Voila donc le fourre tout de Terminator 4 aux enjeux débiles et mille fois réchauffés, les mêmes histoires servies inlassablement avec à chaque fournée ses propres décors et ses propres personnages franchisés. Passionnant comme un pamplemousse sous vide air. Fascinant comme jouer avec M. Patate...
Dans cette soupe de caca, il ne faut pas s'étonner que les croûtons aient des goûts de chiottes. Mis à part les deux personnages principaux interprétés par deux bovidés, les autres personnages restent sur le bord de l'assiette. Michael Ironside vient cachetoner comme s'il faisait une courte apparition dans un obscur Z italien, Kate (Mme Connor) n'est là que pour servir les plats, pleurer sur deux scènes et faire sortir la punch line de Connor... A croire que son personnage n'est présent que pour un souci de continuité.

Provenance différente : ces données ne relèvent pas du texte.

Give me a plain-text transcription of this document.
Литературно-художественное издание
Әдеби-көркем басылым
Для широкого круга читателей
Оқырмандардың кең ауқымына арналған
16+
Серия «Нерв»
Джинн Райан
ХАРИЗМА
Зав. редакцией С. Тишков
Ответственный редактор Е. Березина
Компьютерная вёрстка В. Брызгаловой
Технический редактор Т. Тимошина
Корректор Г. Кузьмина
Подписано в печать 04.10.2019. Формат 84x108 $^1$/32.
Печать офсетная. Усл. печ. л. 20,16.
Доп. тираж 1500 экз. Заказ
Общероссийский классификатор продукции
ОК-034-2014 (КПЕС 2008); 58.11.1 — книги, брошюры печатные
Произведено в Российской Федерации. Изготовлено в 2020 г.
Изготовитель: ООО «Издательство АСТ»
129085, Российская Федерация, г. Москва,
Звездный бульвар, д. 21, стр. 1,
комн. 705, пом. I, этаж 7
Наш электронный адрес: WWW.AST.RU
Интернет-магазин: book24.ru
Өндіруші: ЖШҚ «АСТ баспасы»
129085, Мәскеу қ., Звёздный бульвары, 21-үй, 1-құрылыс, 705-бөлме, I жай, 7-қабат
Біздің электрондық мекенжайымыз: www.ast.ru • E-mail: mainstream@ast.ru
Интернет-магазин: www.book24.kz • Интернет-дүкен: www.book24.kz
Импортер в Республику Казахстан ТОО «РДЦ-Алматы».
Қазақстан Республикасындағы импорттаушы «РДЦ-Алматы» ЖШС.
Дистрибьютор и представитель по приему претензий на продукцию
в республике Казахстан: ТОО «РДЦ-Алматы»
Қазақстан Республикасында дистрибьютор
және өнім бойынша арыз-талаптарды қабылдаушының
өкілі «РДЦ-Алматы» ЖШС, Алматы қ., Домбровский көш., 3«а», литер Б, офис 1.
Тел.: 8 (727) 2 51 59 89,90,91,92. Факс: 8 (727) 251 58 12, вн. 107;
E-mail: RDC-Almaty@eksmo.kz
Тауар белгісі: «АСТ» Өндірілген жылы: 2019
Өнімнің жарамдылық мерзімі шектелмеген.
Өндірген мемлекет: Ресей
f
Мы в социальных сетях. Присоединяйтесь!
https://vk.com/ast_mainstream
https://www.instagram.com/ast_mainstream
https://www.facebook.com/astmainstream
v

Les autres autour plombent le récit ou le rendent totalement hors sujet mais ils permettent une identification confortable pour toute la famille américaine. On retrouve donc les éternels "pote black" sympa mais à qui faut pas la faire forcément incarné par un rappeur, la bimbo cool à grosses loches un peu garçon manqué mais tellement romantique (Moon Bloodgood, tellement refaite à 33 ans qu'on dirait un CGI), la vieille dame bienveillante et pétrie de bon sens avec toujours un bon conseil vissé au coin du bec qui se retrouve à servir le thé à la fin de la bataille (Tante May, sors de ce film bordel !) et puis il y a la petite fille Noire, choupie comme tout, sage mais malicieuse, celle vers qui on se tourne à la fin en rigolant, pouce en l'air parce que c'est elle qui a le détonateur et dont le rôle se borne à nous reservir une version propre et bien élevée du Feral Kid de Mad Max 2...

Franchement, ceux et celles qui s'extasient devant ce film manufacturé comme une vache qui rit devraient se pencher sur l'écriture de ces personnages avant d'en vanter les mérites. Pour moi ils sont comme ces gens qui se déclarent "amateurs de fromage" mais qui te vantent la forme dynamique, la coque chatoyante et le goût fascinant du Babybel ! Au fond c'est parce que j'aime le fromage que je conchie ce Terminator Savonnette... Et que je conchie les inconscients comme moi qui tant qu'ils iront voir des bouses pareilles ne doivent pas s'étonner qu'elles soient produites !

Un petit épilogue pour résumer :
On a évité : Marcus lançant "hasta la vista baby" à l'ordinateur avant de le casser
On a pas évité : Guns'n'Roses
On a évité : Marcus avec des lunettes de soleil dans un bar avec Bad to the bone
On a pas évité : la gueule à Schwarzy
Mais on a évité de nous montrer sa bite (pour le coup le film est moins culotté que l'adaptation de Watchmen)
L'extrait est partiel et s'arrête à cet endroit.